This four-bedroom house for sale on Walnut Avenue in Manhattan Beach is an oasis of calm: clean lines, muted tones, and earthy textures abound throughout its 3,560 square feet.

When acclaimed Los Angeles interior and furniture designer Mandy Graham went to work renovating the 1980s-era house, owned by her business partner, the exterior-a series of intersecting boxes-reminded her of the Getty Center museum-or perhaps, given its vintage, even a deconstructed Rubik’s Cube.



Tall interior arches and luxurious stone surfaces fill this Manhattan Beach residence.

The original design had been gutted a decade after the house was built, and the interior had "no rhyme or reason to it," recalls Graham. "It really was a challenge to make sense of the space, because everything has to connect."

Intersecting boxes characterize the home’s exterior, so Graham created an equally distinct and complimentary geometry inside using curved forms.
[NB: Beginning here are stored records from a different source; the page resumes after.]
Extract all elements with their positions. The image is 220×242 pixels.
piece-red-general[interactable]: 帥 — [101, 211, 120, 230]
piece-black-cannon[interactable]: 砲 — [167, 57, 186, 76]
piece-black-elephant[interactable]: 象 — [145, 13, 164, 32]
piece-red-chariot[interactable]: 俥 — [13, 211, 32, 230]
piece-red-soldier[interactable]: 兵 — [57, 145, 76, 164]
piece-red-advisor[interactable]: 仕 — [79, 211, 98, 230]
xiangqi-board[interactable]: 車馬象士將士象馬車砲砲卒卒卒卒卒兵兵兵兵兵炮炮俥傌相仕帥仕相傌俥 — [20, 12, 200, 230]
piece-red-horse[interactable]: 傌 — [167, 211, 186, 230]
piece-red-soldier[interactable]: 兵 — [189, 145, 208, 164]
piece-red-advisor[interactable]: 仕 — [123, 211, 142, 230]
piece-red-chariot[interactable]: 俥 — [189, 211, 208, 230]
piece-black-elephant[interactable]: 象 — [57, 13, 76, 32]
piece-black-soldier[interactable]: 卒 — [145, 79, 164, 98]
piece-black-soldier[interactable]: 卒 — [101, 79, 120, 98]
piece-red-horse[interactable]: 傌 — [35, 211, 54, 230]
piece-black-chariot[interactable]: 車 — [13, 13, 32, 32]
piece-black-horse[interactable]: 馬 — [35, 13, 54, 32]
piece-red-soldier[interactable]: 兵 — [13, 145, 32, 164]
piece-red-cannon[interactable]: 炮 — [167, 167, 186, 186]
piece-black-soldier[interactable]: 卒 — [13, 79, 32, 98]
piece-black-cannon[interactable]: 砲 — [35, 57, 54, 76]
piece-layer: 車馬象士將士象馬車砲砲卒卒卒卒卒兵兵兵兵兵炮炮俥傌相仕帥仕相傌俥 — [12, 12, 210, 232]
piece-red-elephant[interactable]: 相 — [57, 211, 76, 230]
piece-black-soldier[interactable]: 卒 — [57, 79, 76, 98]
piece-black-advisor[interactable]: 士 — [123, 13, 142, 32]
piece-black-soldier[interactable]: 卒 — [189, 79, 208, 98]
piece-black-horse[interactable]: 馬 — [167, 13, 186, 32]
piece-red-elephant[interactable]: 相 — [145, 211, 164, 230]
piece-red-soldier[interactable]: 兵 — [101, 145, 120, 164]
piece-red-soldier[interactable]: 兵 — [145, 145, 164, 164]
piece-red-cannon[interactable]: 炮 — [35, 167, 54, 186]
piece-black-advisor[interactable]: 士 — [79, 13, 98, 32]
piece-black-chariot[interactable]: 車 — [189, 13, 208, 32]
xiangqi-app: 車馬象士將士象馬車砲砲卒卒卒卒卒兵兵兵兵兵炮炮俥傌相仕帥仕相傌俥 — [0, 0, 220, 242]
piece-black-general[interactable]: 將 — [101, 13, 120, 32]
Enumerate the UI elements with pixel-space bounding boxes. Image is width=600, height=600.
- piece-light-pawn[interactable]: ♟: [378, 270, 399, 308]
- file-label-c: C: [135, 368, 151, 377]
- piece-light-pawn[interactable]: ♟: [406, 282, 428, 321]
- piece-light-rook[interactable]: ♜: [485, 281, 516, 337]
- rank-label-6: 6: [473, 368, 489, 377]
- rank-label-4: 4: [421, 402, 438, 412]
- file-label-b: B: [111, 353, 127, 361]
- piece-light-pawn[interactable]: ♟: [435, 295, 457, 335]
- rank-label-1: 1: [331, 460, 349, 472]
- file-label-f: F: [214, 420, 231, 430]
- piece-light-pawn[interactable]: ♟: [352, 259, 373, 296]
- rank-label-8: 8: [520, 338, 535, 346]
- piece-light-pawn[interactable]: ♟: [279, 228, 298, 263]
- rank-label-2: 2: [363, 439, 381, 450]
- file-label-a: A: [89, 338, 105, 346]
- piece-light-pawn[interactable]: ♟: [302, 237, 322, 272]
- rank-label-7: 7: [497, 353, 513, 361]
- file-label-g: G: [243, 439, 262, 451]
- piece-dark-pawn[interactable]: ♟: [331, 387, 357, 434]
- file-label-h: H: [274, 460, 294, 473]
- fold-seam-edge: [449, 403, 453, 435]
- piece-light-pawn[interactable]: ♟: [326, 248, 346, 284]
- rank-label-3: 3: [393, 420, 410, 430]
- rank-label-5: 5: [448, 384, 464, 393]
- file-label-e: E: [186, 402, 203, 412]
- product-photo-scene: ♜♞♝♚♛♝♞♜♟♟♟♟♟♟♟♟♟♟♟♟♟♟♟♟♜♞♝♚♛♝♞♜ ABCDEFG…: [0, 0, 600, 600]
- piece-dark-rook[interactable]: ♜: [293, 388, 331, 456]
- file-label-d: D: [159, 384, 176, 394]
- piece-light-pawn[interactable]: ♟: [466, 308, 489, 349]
Arches often hint at classical or even Gothic architecture-but for Graham they’re a nod to Art Deco.



Mandy Graham’s 2019 renovation introduced a series of arched doorways that hint at both classical and Art Deco style while giving the space a unifying clarity.



A large, Art Deco–like curve at the entrance provided inspiration for the curvy interior Graham created.

"There wasn’t a single arch in this house when I started. I think what drove me down that path was the long hallway that spanned the second level, which you reached via this curved staircase."



Arches define the combined dining room and kitchen space, separated by a small hallway that adds hidden storage.

Back in the ’80s, postmodernism drew heavily from ’30s Art Deco, yet the hallway was the only such original flourish left in the home. The arches Graham added, forming every doorway in the home, aren’t exactly retro-but their curvy contemporary geometry evokes all of the above. The designer also added additional bathroom vanities with an even greater sense of Art Deco style.



A custom bathroom vanity embraces and compliments the curve of the archways.

To improve flow, Graham enlarged each opening, and to make the arches stand out she employed sliding doors that disappear within the frames. She extended this treatment not just to doorways, but to closets and many other openings within the home.



The primary bedroom continues the arch motif with closets embedded into a thickened wall.

The first floor holds a formal living room that opens onto a sunny front courtyard surrounded by olive and cherry laurel trees. The primary suite lies on the second level, along with an expanded second bedroom and Jack-and-Jill bath.

Custom pieces add texture throughout the living areas. Upstairs, Natural oak floors lend warmth, with wide planks and long boards that extend the length of each room. Graham also accentuated the upper level with stone-including bathroom sinks with pink and black stone that she calls her homage to the ’80s.



The kitchen is bathed with natural light thanks to a skylight above, and the kitchen island rests on blocks of coarse, pitted travertine.

In the rest of the house, pale, course marble serves as the signature material. The first few stair treads from the kitchen, portions of the kitchen island, and architectural details in the upstairs hallway are formed from the back side of travertine marble slabs, which are more pitted, for added texture. Graham also designed custom aluminum open shelving to avoid blocking a large skylight.

Although the interior looks minimal, hidden storage is spread throughout the space. "I love to find clever spaces for it—not just a walk-in closet that becomes a catch-all for a lot of different crap," she explains. "So, I inserted storage compartments into every nook and cranny."



Designer Mandy Graham chose a simple, monochromatic color palette in order to spread natural light and create a backdrop for bold art and furniture.

In several cases, she built entire walls of cabinetry. "It’s just really clean," she says. "I don’t have moldings of any kind throughout the house-it’s flush with the wall."

In the bedrooms, she pulled the walls inward to serve as headboards. "All of the beds in the house," she says, "are basically framed within the architecture."



The living room opens up to the patio, creating one combined indoor/outdoor entertaining space.

Given the idyllic coastal Southern California location, the house naturally comes with plenty of outdoor space for entertaining-including an outdoor table just beyond a wall of sliding glass adjacent to the living room that extends the combined indoor/outdoor space.



Bathed in natural light by day and fireplace warmth by night, the long dining room offers a place to gather or to work from home.

The 20-foot-long dining room is adjacent to the kitchen, yet it acts as its own space. "It’s really the heart of the home," she says. "People are always on their computer, and not everybody likes to sit on a sofa. I look at how Americans live, and I don’t understand why people have these dining rooms that are never used, and the kitchenette table becomes the most used. I just felt like the dining room needed to be the nucleus of the house. Thanks to the fireplace, and its location next to the kitchen, it’s very much used the way it was intended to be."